Acoustic compression actually doesn't change the volume of the container, but rather it causes part of the gas inside to compress while another part of the gas expands. This is usually done with a sound wave. When combined with a temperature gradient in a finely tuned system with a dominant harmonic, this can be as effective as any piston or bellows system in turning heat into mechanical motion.

Acoustics are limited a bit because the only mechanical motion they produce is vibration in the gas. In order to get this vibration into a more usable form of energy, a piston or bellows system is required. However, since they can work at much higher frequency, one can take advantage of the very small amount of flexibility in durable, solid materials that will not wear out over time. (Acoustic engines are often said to have "no moving parts" and are "solid state." For all practical intents and purposes that is true, because they do not suffer from the disadvantages of large amounts of motion, but it's not entirely accurate. They vibrate, and that's technically a moving part.)

Very small thermo-acoustic electrical generators are being researched and offer an exciting possibility, along with the additional MEMS technologies of capillary ion capture and thermopiles, for very cheap "solid state" heat-to-electricity devices to be mass produced.

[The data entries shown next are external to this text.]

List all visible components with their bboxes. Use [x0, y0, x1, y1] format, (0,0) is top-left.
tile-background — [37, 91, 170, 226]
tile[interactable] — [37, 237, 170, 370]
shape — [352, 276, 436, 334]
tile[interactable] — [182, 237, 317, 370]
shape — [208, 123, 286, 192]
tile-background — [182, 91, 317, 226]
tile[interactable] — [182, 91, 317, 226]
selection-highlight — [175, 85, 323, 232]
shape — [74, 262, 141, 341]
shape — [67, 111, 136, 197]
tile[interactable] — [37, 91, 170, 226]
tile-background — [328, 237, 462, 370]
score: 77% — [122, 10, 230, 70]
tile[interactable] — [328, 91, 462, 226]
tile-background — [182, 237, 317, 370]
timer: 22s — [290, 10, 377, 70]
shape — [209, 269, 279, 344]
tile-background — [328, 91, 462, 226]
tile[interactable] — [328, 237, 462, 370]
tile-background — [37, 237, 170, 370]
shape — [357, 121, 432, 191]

But who has gas diffusion and wafer etching equipment in their garage? Not me.

So those are the options

...And unless someone cares to point out any I have missed (bri@abrij.org), that's what we are stuck with in the pathetic three-dimensional Euclidian world of common experience.

Rolling steel sheets

As a followup, my current thoughts are revolving around a peice of steel strap drive I have sitting on my desk. This calls to mind a flexible steel sheet, and one could fasten one end to the large side of a rectangular cylinder, and the other to the opposite side, and then roll the steel inward with a rod. Then the only air leakage would be on the short edge of the rectangle, which are easy enough to adjust inward with thumbscrews.

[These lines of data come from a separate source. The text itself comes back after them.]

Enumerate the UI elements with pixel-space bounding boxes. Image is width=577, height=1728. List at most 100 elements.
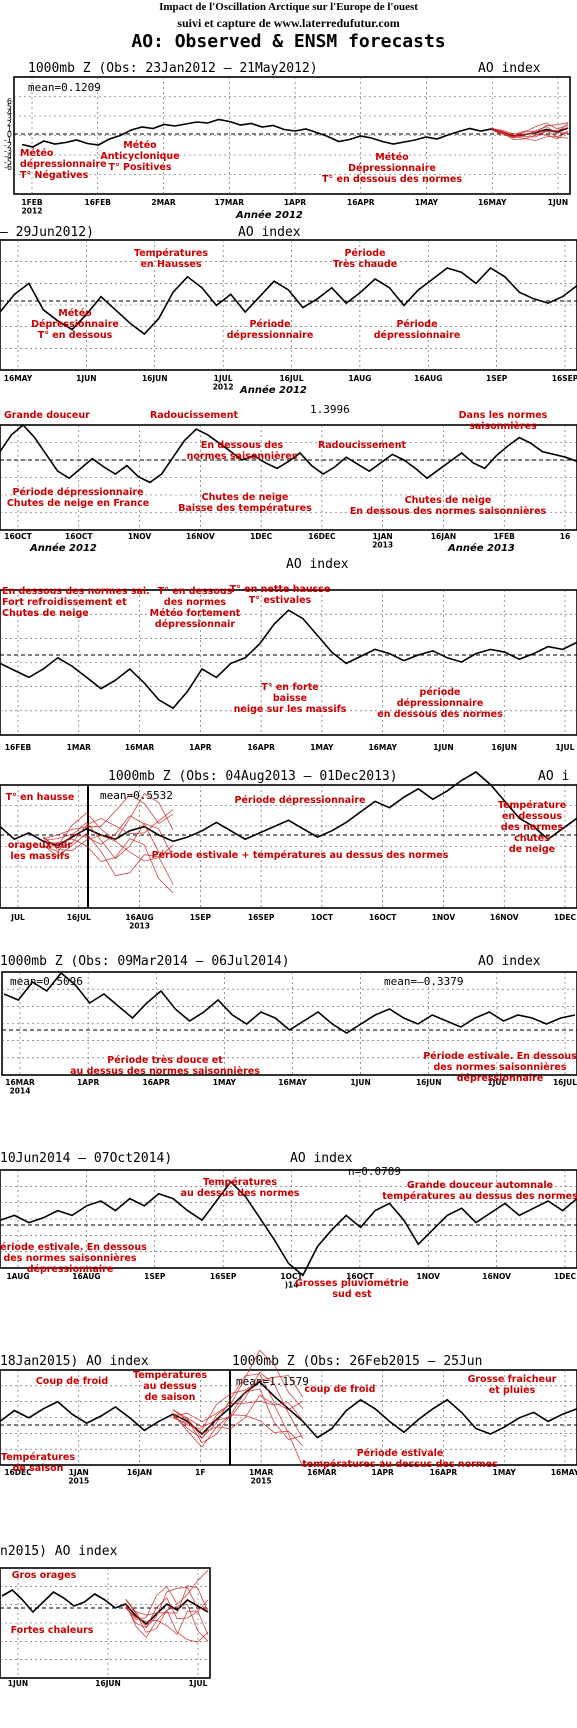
- x-tick-label: 1SEP: [190, 913, 212, 922]
- annotation-label: Météo Dépressionnaire T° en dessous des no…: [322, 152, 462, 185]
- x-tick-label: 16NOV: [482, 1272, 511, 1281]
- x-tick-label: 1SEP: [486, 374, 508, 383]
- annotation-label: Dans les normes saisonnières: [459, 410, 548, 432]
- annotation-label: Météo dépressionnaire T° Négatives: [20, 148, 107, 181]
- x-tick-label: 17MAR: [215, 198, 245, 207]
- annotation-label: Période estivale températures au dessus d…: [302, 1448, 498, 1470]
- y-tick-label: -2: [4, 141, 12, 150]
- annotation-label: Température en dessous des normes chutes de …: [498, 800, 566, 855]
- header-line2: suivi et capture de www.laterredufutur.c…: [177, 16, 400, 30]
- x-tick-label: 16OCT: [346, 1272, 374, 1281]
- x-tick-label: 2MAR: [151, 198, 175, 207]
- annotation-label: coup de froid: [305, 1384, 376, 1395]
- chart-title-2: 1000mb Z (Obs: 26Feb2015 – 25Jun: [232, 1354, 482, 1369]
- x-tick-label: 16: [560, 532, 570, 541]
- x-tick-label: 1JUN: [76, 374, 96, 383]
- annotation-label: Chutes de neige Baisse des températures: [178, 492, 312, 514]
- annotation-label: En dessous des normes saisonnières: [187, 440, 298, 462]
- chart-title: 10Jun2014 – 07Oct2014): [0, 1151, 172, 1166]
- x-tick-label: 16NOV: [186, 532, 215, 541]
- ensemble-member-line: [172, 1373, 304, 1439]
- x-tick-label: 1JAN 2015: [68, 1468, 89, 1485]
- annotation-label: Grosses pluviométrie sud est: [295, 1278, 409, 1300]
- x-caption: Année 2012: [235, 209, 303, 221]
- x-tick-label: 16JUN: [142, 374, 168, 383]
- ensemble-member-line: [491, 127, 569, 138]
- x-tick-label: 16AUG 2013: [125, 913, 153, 930]
- y-tick-label: -1: [4, 136, 12, 145]
- x-tick-label: 1MAY: [213, 1078, 237, 1087]
- ao-index-line: [3, 971, 576, 1034]
- x-tick-label: 1JUN: [548, 198, 568, 207]
- x-tick-label: 1APR: [372, 1468, 395, 1477]
- ao-index-line: [0, 771, 577, 847]
- x-tick-label: 1OCT: [311, 913, 334, 922]
- x-caption-left: Année 2012: [29, 542, 97, 554]
- annotation-label: Période dépressionnaire: [227, 319, 314, 341]
- annotation-label: Grande douceur automnale températures au …: [382, 1180, 577, 1202]
- x-tick-label: 1MAY: [415, 198, 439, 207]
- x-tick-label: 16SEP: [210, 1272, 237, 1281]
- annotation-label: orageux sur les massifs: [8, 840, 72, 862]
- x-tick-label: 16MAR: [307, 1468, 337, 1477]
- chart-title: 18Jan2015) AO index: [0, 1354, 149, 1369]
- x-tick-label: 1APR: [77, 1078, 100, 1087]
- ao-index-line: [0, 266, 577, 336]
- index-label: AO i: [538, 769, 569, 784]
- chart-title: 1000mb Z (Obs: 23Jan2012 – 21May2012): [28, 61, 318, 76]
- x-tick-label: 16APR: [142, 1078, 170, 1087]
- x-tick-label: 16JUL: [67, 913, 91, 922]
- x-caption-right: Année 2013: [447, 542, 515, 554]
- x-tick-label: 16FEB: [5, 743, 32, 752]
- x-tick-label: 16FEB: [85, 198, 112, 207]
- ensemble-member-line: [125, 1585, 209, 1616]
- annotation-label: Chutes de neige En dessous des normes sai…: [350, 495, 547, 517]
- x-tick-label: 16APR: [247, 743, 275, 752]
- x-tick-label: 16MAY: [278, 1078, 307, 1087]
- x-tick-label: 16OCT: [65, 532, 93, 541]
- annotation-label: période dépressionnaire en dessous des nor…: [377, 687, 503, 720]
- ao-index-line: [1, 1589, 209, 1626]
- ensemble-member-line: [125, 1597, 209, 1629]
- ensemble-member-line: [125, 1599, 209, 1642]
- y-tick-label: 5: [7, 103, 12, 112]
- annotation-label: Période Très chaude: [333, 248, 397, 270]
- annotation-label: T° en dessous des normes Météo fortement dé…: [150, 586, 241, 630]
- annotation-label: Grosse fraicheur et pluies: [468, 1374, 557, 1396]
- x-tick-label: 1DEC: [250, 532, 273, 541]
- ao-index-line: [0, 1380, 577, 1439]
- ensemble-member-line: [173, 1371, 304, 1440]
- x-tick-label: 1NOV: [417, 1272, 441, 1281]
- x-tick-label: 16MAY: [478, 198, 507, 207]
- mean-label: mean=0.5532: [100, 789, 173, 802]
- ao-index-line: [21, 118, 569, 148]
- annotation-label: Période estivale + températures au dessu…: [152, 850, 449, 861]
- y-tick-label: 3: [7, 114, 12, 123]
- ensemble-member-line: [172, 1400, 304, 1439]
- x-tick-label: 16MAR: [125, 743, 155, 752]
- panel-frame: [13, 76, 571, 195]
- mean-label: mean=1.1579: [236, 1375, 309, 1388]
- index-label: AO index: [290, 1151, 353, 1166]
- ensemble-member-line: [43, 822, 174, 860]
- mean-label-2: mean=–0.3379: [384, 975, 463, 988]
- x-tick-label: 16OCT: [369, 913, 397, 922]
- ensemble-member-line: [43, 832, 174, 885]
- index-label: AO index: [478, 61, 541, 76]
- x-tick-label: 1MAY: [310, 743, 334, 752]
- x-tick-label: 16APR: [430, 1468, 458, 1477]
- x-tick-label: 1OCT)14: [280, 1272, 303, 1289]
- annotation-label: Période très douce et au dessus des norme…: [70, 1055, 260, 1077]
- x-tick-label: 1NOV: [128, 532, 152, 541]
- chart-title: 1000mb Z (Obs: 04Aug2013 – 01Dec2013): [108, 769, 398, 784]
- annotation-label: Températures au dessus de saison: [133, 1370, 207, 1403]
- x-tick-label: 1DEC: [554, 1272, 577, 1281]
- annotation-label: Fortes chaleurs: [11, 1625, 94, 1636]
- x-tick-label: 1MAY: [493, 1468, 517, 1477]
- chart-title: – 29Jun2012): [0, 225, 94, 240]
- x-tick-label: 1SEP: [144, 1272, 166, 1281]
- annotation-label: Période estivale. En dessous des normes s…: [0, 1242, 147, 1275]
- x-tick-label: 16JUN: [416, 1078, 442, 1087]
- y-tick-label: 1: [7, 125, 12, 134]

I'm mulling over whether those edges could be sealed enough to make this an easy to build piston for those that lack precision tools, and whether the heat generated by flexing the steel would be a good trade-off versus the friction of a sliding piston.

Coil in a bottle

Another train of thought revolves around the more miniature -- would it be possible to use a solid-core inductor under magnetic stress (which expands the core) to compress a very tiny amount of air, and then recover the power along with the power from the gas cycle? Doubtful, due to losses in the electronics -- and I'm not even sure if the magnetostrictive effect is reversible -- but it might me another interesting not-so-microscopic quasi-solid-state option like acoustics are. Also note that a tightly fit inductor inside a tube would create a long, thin helical air channel that might have interesting physical properties, while a loosly fit/wrapped one could act as a parametric oscillator/amp based on the inter-related spring action of the coil and the variation in fringing/linkage.